Members of Bronxville High School’s Model United Nations Club hosted a panel discussion on Oct. 4 via Zoom to discuss the political and humanitarian aspects of the Yemen crisis. Organized by seniors Isabella Bouvard and Mimi Zannetos, the conference featured notable panelists who highlighted the severity of the situation and further educated students on the complex issue.
“As a Model UN chapter, one of the most prevalent topics of discussion at conferences is the Yemen crisis,” Zannetos said. “It is the largest humanitarian crisis in the world with more than 80% of the population in need of humanitarian assistance, including more than 12 million children. The country is enduring a ruthless civil war over governmental rule.”

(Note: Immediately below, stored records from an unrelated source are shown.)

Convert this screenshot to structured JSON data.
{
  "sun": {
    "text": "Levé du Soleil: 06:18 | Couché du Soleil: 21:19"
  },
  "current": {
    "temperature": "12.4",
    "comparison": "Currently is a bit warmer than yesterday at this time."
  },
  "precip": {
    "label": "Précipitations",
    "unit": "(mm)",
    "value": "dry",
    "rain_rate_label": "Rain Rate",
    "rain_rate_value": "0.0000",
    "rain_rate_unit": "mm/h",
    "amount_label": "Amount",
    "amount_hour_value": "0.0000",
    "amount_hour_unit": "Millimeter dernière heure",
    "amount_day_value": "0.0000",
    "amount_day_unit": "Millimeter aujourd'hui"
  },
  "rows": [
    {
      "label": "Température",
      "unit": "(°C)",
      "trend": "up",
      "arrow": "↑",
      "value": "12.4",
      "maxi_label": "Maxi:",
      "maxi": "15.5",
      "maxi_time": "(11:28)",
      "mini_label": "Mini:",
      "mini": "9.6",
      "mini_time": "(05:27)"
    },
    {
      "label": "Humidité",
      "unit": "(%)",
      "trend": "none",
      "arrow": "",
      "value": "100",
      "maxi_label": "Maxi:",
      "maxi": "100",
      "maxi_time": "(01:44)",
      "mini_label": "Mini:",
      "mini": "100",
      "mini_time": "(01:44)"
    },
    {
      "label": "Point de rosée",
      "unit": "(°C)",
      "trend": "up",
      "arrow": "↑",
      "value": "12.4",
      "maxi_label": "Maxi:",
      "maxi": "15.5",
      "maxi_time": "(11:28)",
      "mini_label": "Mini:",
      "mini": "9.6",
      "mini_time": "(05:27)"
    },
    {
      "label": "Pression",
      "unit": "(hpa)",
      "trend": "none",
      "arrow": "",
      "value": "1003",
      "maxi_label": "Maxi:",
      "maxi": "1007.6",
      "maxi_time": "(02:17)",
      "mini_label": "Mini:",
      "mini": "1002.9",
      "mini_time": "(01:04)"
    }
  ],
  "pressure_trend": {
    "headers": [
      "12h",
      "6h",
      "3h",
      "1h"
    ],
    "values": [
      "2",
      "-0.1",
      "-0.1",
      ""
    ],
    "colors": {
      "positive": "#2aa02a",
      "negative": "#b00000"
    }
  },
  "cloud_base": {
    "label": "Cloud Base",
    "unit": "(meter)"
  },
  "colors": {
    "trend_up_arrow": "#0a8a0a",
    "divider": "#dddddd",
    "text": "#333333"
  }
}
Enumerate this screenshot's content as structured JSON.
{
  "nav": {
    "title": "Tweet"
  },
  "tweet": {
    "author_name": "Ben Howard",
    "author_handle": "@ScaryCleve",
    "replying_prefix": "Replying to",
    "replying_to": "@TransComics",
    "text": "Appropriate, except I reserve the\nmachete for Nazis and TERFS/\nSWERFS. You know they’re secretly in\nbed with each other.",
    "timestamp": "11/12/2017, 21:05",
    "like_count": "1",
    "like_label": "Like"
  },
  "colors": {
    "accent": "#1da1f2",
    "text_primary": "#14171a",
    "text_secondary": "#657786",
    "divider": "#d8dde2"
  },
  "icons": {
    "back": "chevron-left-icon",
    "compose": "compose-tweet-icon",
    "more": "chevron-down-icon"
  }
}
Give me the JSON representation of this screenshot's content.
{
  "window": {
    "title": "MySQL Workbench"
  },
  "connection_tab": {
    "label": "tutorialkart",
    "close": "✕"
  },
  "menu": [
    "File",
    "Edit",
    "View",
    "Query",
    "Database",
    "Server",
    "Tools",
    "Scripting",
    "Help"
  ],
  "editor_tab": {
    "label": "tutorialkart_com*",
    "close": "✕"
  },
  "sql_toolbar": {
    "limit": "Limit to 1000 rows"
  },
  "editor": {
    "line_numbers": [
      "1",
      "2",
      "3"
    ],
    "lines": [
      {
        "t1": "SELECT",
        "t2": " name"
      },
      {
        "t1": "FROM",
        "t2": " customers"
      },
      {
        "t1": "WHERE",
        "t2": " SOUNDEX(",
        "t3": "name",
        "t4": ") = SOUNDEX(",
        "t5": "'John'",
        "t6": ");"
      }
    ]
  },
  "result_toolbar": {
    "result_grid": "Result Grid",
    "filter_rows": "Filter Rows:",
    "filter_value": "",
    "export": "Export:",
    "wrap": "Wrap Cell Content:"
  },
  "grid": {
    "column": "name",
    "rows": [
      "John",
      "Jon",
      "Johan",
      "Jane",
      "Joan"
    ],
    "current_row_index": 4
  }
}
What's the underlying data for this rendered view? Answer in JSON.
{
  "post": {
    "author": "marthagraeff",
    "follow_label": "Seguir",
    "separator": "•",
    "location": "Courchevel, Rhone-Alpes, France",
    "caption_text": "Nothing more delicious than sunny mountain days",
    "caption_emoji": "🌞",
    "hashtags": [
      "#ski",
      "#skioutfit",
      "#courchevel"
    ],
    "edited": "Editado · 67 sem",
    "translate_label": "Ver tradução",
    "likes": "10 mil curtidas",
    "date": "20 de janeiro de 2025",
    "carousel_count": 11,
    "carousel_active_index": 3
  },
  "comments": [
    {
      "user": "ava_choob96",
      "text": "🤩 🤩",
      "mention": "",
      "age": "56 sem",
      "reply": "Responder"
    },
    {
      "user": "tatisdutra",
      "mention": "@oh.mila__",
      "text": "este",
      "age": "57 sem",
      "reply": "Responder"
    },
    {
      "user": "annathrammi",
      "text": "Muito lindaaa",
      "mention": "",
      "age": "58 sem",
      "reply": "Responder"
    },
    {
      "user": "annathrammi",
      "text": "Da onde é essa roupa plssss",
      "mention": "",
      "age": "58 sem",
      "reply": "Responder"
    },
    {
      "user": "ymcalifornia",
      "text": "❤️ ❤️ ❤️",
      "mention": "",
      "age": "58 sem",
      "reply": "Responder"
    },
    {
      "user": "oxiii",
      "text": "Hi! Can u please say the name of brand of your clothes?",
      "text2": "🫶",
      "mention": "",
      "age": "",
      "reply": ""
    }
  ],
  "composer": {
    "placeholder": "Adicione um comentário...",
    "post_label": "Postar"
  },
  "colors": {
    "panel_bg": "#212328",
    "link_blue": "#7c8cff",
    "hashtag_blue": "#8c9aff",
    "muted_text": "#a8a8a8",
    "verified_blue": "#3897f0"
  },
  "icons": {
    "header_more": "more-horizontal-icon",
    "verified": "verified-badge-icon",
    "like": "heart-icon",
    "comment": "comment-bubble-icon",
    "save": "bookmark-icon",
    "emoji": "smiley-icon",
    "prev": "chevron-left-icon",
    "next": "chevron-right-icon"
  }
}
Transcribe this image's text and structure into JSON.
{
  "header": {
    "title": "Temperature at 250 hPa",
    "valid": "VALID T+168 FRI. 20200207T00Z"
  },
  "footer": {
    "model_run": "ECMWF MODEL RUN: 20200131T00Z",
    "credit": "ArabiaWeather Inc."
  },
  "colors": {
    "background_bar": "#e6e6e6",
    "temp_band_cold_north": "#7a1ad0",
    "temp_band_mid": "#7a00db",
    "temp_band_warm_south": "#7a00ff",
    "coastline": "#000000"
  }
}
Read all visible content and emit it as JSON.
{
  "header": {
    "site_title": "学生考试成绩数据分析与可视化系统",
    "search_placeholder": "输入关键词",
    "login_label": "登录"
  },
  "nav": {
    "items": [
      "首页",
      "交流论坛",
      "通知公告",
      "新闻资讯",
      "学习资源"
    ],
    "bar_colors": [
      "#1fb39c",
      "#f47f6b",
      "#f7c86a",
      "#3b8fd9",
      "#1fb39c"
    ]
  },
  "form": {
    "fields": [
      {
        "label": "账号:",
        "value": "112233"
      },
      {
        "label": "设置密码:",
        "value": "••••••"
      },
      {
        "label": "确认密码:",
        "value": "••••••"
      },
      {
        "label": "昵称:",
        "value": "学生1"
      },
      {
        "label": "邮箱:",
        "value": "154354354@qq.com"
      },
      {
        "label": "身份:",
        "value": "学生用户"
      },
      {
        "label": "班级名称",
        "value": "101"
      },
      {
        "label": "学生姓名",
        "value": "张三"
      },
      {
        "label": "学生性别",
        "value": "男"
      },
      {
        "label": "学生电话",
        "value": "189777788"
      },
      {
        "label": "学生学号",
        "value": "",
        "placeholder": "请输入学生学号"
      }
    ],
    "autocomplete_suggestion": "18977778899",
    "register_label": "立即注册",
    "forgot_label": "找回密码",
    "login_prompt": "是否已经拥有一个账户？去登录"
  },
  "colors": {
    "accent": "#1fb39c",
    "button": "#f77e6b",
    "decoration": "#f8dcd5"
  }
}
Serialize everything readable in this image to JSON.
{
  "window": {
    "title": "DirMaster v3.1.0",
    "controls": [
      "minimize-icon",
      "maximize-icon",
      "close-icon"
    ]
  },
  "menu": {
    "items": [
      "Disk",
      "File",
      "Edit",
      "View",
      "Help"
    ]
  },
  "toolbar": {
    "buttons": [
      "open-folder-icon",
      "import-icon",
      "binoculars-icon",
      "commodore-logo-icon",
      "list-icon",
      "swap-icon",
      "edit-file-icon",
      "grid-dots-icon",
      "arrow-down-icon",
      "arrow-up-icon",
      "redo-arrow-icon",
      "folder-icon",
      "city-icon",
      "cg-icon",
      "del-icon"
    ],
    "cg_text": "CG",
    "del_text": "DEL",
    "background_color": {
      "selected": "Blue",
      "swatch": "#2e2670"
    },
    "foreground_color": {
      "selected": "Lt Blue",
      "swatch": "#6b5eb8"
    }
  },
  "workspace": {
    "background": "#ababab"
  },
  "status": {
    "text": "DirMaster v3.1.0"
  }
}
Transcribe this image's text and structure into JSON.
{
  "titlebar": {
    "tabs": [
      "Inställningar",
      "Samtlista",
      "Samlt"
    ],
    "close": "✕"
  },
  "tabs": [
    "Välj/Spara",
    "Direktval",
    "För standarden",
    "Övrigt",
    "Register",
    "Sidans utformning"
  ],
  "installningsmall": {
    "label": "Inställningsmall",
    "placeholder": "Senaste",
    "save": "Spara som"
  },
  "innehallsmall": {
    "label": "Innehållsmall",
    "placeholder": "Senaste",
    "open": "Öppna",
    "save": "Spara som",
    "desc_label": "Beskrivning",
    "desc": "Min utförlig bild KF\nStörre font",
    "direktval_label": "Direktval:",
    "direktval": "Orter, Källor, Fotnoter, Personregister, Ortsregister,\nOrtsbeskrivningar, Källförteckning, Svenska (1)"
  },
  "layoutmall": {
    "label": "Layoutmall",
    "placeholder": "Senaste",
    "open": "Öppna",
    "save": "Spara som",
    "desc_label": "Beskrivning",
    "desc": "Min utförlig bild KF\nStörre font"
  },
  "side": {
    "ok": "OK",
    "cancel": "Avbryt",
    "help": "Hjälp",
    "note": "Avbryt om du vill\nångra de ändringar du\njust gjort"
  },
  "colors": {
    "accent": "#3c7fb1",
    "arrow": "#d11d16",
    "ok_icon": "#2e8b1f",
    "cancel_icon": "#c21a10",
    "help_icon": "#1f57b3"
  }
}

Panelists included Katherine Zimmerman, a resident fellow at the American Enterprise Institute and adviser to AEI’s Critical Threats Project, whose work is focused on terror groups; Jeff Bachman, a professorial lecturer in human rights at American University, whose research and teaching interests focus primarily on critical genocide studies; Matthew Ellis, a professor and chair of Middle Eastern Studies and International Affairs at Sarah Lawrence College, whose work specializes in the social, intellectual and cultural history of the modern Middle East; and Summer Nasser, a speaker and analyst on Yemeni affairs and chief executive officer of Yemen Aid. They reflected on what Yemen looked like prior to the crisis, how the involvement of other countries affected the civil war and discussed humanitarian assistance to Yemen.
The students hosted the panel discussion in lieu of in-person conferences this fall. Each year in November, Model UN members attend the Princeton Model United Nations Conference.
“Yemen is one of the most complex topics in Model UN,” Bouvard said. “I have personally worked with it in the past through my involvement in the Economic and Financial Committee at Princeton, but this discussion opened up so many different types of thinking that I had not previously considered. Something that I really hope the audience took from this conversation was that there are so many ways to help, money doesn’t have to be the only factor. Pressuring local and statewide representatives to take action on this situation may have a drastic effect.”
In addition, club members have raised more than $330 for Yemen Aid, a nonprofit humanitarian organization, and will continue their fundraising efforts.
“We believe that the humanitarian assistance and resources that it provides is essential towards combating this crisis,” Bouvard said.